Weeks later, the Super Blues tired after a frantic start to the EA Sports Cup final to suffer another defeat to Liam Buckley’s side. Had Limerick leaned from their mistakes? The budget has also been a talking point, even before the ball was kicked. Reportedly, Limerick have a budget which ranks higher than the majority of other Premier Division clubs.


A sloppy home loss to Bohemians, coupled with a draw against Finn Harps, left many on Shannonside disgruntled and confused – the side they’d witnessed tear Sligo Rovers apart were struggling to create chances and seemed devoid of fresh ideas when trailing. Many would cite the dismissal of Pat Scully, who’d just won the First Division, and say that the board are too quick to change.


But, in 2014, Limerick allowed Stuart Taylor a second season, which immediately turned into mediocrity, as Limerick looked unlikely to improve upon their seventh place finish in 2013.

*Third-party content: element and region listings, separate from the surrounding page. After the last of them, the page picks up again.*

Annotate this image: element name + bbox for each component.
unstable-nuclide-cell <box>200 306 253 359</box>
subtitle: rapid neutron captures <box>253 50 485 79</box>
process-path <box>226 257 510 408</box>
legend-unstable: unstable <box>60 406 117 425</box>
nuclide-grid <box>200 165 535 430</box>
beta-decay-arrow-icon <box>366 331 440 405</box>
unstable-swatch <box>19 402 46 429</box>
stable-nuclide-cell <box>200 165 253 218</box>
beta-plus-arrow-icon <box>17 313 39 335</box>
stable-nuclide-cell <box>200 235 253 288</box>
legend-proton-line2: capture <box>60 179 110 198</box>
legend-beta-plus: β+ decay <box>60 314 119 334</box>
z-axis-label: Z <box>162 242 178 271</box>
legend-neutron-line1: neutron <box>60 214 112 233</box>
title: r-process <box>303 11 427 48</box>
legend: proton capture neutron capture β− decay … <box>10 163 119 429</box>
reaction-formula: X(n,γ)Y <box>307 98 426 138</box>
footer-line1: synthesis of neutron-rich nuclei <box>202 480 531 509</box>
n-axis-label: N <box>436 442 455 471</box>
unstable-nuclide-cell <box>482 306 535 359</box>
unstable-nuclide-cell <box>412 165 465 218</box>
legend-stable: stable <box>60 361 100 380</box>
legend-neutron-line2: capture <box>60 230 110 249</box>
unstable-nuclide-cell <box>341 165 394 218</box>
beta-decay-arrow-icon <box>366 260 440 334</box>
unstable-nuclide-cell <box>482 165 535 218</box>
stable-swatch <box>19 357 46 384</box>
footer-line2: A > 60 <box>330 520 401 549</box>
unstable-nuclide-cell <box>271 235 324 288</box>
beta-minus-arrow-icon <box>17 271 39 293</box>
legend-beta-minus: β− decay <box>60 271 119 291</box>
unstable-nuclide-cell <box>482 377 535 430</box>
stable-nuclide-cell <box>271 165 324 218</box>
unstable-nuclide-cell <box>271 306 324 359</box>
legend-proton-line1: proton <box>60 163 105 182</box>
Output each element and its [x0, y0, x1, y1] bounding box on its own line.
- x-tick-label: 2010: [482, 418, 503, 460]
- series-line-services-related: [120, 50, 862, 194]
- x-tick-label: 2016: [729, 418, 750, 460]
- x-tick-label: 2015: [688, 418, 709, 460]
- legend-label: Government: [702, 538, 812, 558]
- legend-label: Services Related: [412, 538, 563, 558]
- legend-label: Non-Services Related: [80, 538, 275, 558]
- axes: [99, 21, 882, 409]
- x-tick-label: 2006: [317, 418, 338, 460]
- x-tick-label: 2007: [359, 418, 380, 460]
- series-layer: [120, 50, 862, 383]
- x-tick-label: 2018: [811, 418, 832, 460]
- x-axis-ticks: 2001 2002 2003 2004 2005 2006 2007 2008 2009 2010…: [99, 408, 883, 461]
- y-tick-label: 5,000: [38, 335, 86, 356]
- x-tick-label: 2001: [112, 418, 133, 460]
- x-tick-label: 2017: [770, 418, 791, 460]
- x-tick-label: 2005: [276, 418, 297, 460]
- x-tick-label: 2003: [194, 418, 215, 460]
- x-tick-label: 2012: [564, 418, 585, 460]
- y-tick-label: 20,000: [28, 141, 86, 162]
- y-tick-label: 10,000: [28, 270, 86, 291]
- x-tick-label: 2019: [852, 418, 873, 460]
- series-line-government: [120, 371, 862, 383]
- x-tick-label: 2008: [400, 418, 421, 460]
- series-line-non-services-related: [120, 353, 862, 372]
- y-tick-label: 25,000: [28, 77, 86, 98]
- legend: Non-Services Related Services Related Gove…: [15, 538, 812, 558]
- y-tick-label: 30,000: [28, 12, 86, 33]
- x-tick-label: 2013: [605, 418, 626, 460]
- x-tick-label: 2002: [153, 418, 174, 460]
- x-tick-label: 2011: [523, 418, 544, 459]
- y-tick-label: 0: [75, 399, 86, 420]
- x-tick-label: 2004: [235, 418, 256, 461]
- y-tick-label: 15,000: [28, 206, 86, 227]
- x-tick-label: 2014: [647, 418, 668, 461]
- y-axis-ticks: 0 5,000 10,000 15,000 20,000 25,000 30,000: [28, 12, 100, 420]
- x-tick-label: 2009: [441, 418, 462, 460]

They failed to move until July, at which point Limerick were mid-table and out of both cup competitions. Russell guided Limerick to sixth, despite their inconsistent form. Many will maintain that Martin was dealt a poor hand prior to the 2015 season: a significantly reduced budget meant a mix of youth and experience failed to gather any momentum, or victories.


Additions in July helped Limerick eventually climb off the bottom on the final day, but the play-off heartbreak in Ballybofey showed familiar failings as Ollie Horgan’s side were able to frustrate Limerick before relegating the Blues in dramatic fashion.


A fantastic run in 2016 saw Limerick win the First Division at a canter. The style of attacking play was clear and often fantastic, though the gap in budget and personnel between Limerick and their First Division opponents appears to have diminished winning the league by 23 points.


That same style has become predictable and easily counteracted in the early stages of 2017. The formation and style used has been consistent over time, which seems to have made it easy to foil. To credit Russell, he oversaw a transitional period in the club's history, moving from Thomond Park to Jackman Park to Markets Field.


Limerick appear settled in their revamped home, though the process to get to the Garryowen venue can’t have helped the former UCD boss.


Was this decision too sudden? Only time will tell.


But it appears that the board have a view that something had to change for Limerick to reach their targets in 2017, though perhaps people shouldn’t be surprised given the regular failings shown by Russell’s side.